Show and Tell: Day 15

Erbert & Gerbert’s Human Flipbook + its really great behind the scenes featurette. I love showin’ off videos like these, videos which require such precision planning, such perseverance, creativity, and self-motivation but which don’t require an abundance of cash. ¶ Already, I’m hearing fewer “get a life”-type comments and more amazed murmuring, which, I can only hope, will produce some creativity of its own before long. [via adgoodness]

Apple’s Insomnia Film Festival

Apple is in preproduction, eleven days away from mandating the themes, props, and settings that’ll comprise its Insomnia Film Festival, a 24-hour cast-shoot-edit-and-score-a-thon. ¶ Pass it along to your students. Whatever your class, guaranteed you’ve got some students who’d undertake this kind of exercise for adrenaline and giggles alone, but the prize package (full hardware / software kits for each team member) is something of an incentive also. ¶ Feel free to pass along, also, screenwriter John August’s (Charlie and the Chocolate Factory) ten-step plan for victory.

The Kingdom’s Credits

One Direction

The Kingdom‘s opening credits are just oh-man jaw-droppingly forehead-smackingly good.The movie itself is a racist little turd, however.

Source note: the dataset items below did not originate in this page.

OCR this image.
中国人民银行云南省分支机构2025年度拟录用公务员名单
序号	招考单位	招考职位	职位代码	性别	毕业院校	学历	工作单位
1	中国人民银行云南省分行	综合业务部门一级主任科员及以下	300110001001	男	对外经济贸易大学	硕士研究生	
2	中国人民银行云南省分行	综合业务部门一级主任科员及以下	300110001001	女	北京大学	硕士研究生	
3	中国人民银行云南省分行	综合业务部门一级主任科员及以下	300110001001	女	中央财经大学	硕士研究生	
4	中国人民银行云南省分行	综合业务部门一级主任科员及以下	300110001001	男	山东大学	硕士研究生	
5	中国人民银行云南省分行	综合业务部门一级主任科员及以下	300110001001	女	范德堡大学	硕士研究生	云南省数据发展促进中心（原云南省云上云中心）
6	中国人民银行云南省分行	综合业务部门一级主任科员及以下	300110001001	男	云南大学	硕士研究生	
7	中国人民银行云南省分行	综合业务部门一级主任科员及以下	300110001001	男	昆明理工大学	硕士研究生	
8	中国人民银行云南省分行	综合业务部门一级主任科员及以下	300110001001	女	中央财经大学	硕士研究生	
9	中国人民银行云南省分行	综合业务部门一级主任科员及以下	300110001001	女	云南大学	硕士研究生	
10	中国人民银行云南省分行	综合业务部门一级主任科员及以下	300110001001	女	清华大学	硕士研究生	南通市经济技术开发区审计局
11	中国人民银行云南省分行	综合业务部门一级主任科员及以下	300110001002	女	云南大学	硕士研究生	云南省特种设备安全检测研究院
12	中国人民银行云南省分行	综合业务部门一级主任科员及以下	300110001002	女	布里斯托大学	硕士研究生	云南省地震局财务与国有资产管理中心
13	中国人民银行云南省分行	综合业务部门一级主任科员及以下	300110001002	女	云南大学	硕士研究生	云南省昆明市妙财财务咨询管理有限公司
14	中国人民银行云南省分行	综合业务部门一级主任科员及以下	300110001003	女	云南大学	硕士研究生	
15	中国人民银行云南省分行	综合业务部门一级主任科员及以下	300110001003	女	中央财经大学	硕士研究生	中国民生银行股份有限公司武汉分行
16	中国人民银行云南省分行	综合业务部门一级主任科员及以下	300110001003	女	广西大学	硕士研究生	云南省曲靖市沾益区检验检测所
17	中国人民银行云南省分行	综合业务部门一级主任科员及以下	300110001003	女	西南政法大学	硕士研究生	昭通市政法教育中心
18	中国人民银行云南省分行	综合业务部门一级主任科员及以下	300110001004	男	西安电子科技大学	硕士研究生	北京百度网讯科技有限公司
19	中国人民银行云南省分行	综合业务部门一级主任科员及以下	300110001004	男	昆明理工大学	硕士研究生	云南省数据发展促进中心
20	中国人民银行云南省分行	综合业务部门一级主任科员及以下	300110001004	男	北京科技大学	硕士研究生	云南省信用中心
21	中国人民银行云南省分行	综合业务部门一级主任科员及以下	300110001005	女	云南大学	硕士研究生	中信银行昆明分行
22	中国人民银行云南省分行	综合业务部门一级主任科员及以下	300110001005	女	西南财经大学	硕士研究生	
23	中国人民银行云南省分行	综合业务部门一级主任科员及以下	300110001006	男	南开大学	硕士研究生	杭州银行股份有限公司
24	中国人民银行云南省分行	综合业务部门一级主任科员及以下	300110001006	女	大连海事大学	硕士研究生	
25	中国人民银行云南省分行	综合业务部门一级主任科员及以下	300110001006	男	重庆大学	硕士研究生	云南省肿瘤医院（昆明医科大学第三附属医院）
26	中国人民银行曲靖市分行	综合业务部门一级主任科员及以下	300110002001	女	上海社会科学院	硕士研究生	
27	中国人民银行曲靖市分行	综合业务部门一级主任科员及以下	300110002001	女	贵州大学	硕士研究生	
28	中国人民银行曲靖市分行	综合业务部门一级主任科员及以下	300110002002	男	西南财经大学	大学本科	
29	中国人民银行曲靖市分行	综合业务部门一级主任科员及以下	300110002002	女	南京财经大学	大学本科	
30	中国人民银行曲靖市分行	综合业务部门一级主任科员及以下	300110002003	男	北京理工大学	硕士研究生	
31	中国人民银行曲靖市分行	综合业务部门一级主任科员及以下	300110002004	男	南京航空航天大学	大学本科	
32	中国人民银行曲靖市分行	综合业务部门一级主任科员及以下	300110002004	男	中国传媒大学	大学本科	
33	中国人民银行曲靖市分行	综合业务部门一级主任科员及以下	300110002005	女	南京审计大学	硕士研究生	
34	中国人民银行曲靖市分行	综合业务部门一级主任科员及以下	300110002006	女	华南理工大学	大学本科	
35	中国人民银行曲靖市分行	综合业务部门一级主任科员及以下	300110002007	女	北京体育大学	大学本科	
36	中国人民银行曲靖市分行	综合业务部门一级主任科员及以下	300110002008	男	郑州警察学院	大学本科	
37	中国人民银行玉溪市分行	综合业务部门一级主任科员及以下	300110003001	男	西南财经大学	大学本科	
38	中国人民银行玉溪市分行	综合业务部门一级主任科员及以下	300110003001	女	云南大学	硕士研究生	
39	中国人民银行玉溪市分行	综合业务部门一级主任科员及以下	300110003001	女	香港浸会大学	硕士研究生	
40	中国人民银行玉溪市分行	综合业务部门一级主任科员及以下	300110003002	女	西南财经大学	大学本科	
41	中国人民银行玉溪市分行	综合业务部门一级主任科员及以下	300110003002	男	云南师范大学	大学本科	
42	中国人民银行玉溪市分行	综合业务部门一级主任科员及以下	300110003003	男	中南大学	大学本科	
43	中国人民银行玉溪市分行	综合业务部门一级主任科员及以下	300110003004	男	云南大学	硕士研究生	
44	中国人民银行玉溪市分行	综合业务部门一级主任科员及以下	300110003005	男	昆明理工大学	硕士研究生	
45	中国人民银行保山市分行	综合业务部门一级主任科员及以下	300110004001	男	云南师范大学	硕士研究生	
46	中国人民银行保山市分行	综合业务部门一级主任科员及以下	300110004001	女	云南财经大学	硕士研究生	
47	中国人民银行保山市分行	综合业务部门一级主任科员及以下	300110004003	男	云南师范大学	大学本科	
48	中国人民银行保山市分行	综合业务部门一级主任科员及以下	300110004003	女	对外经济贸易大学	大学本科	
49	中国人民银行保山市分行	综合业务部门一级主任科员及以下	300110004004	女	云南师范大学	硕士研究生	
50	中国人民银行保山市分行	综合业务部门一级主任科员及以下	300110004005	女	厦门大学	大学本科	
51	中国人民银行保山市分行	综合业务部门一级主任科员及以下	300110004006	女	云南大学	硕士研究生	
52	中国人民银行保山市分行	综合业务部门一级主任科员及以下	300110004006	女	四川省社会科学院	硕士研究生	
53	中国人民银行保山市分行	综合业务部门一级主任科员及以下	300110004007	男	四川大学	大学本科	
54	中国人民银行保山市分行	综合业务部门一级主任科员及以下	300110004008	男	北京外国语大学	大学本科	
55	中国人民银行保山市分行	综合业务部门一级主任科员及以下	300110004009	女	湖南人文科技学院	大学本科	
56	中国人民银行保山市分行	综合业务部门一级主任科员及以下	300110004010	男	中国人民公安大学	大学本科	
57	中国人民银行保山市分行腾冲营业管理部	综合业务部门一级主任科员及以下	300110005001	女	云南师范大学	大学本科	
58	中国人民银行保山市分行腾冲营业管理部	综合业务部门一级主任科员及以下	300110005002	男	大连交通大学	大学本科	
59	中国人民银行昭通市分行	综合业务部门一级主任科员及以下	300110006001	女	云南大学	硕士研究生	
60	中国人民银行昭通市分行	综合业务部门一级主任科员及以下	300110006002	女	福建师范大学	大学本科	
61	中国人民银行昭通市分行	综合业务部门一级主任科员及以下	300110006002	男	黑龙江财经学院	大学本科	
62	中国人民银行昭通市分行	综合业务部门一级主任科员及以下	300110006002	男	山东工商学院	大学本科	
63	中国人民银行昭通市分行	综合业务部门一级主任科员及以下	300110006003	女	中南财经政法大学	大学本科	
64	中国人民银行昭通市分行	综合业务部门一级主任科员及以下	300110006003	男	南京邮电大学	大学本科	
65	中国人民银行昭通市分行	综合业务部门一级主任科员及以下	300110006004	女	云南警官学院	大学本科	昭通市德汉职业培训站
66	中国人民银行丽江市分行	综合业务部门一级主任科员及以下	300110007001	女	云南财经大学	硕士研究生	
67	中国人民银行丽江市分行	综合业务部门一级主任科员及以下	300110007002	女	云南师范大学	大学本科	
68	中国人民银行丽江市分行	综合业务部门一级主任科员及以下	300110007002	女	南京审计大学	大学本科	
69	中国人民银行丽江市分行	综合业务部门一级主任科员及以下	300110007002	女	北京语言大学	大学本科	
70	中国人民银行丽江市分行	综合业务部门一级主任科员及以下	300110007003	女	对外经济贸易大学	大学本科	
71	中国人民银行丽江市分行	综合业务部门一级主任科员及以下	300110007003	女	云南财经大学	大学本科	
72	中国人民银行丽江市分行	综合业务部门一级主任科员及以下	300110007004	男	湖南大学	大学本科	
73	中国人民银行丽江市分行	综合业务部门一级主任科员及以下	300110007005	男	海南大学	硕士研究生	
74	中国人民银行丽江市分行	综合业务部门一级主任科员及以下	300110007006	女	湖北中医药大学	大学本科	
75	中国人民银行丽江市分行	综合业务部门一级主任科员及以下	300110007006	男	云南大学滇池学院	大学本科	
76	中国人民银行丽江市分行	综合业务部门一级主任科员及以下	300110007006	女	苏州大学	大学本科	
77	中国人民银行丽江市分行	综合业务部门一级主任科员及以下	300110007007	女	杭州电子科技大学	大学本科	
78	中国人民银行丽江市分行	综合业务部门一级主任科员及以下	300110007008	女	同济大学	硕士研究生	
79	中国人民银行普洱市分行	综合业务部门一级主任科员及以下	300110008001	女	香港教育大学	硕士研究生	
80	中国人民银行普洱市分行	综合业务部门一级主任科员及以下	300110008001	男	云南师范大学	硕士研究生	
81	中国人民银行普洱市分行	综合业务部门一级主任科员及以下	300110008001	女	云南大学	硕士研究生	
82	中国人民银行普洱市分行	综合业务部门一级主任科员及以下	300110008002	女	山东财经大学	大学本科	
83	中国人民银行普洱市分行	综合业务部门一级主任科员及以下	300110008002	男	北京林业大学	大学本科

We’re talking a four-minute blend of motion graphics and archival footage so fine it’s tough to tell where one ends and the other begins. The mad geniuses at PIC Agency tossed ’em both in a blender, hit purée, and the result is an even-handed, sober narration of Saudi Arabia’s entire existence.

As a kid born after the embargo, I never understood until now just how their interests and ours have competed on their soil and, as of 9/11/01, on ours like some fatal game of football. “A violent collision of tradition and modernity,” as the narration puts it.

And they’re online. And in high-def. If you teach history, I’d sock this one away for the appropriate unit.

Another Direction

So clearly the visuals here supplement the narration in a sum-greater-than-the-parts kinda way. This wouldn’t have been nearly the accomplishment with just visuals or just text.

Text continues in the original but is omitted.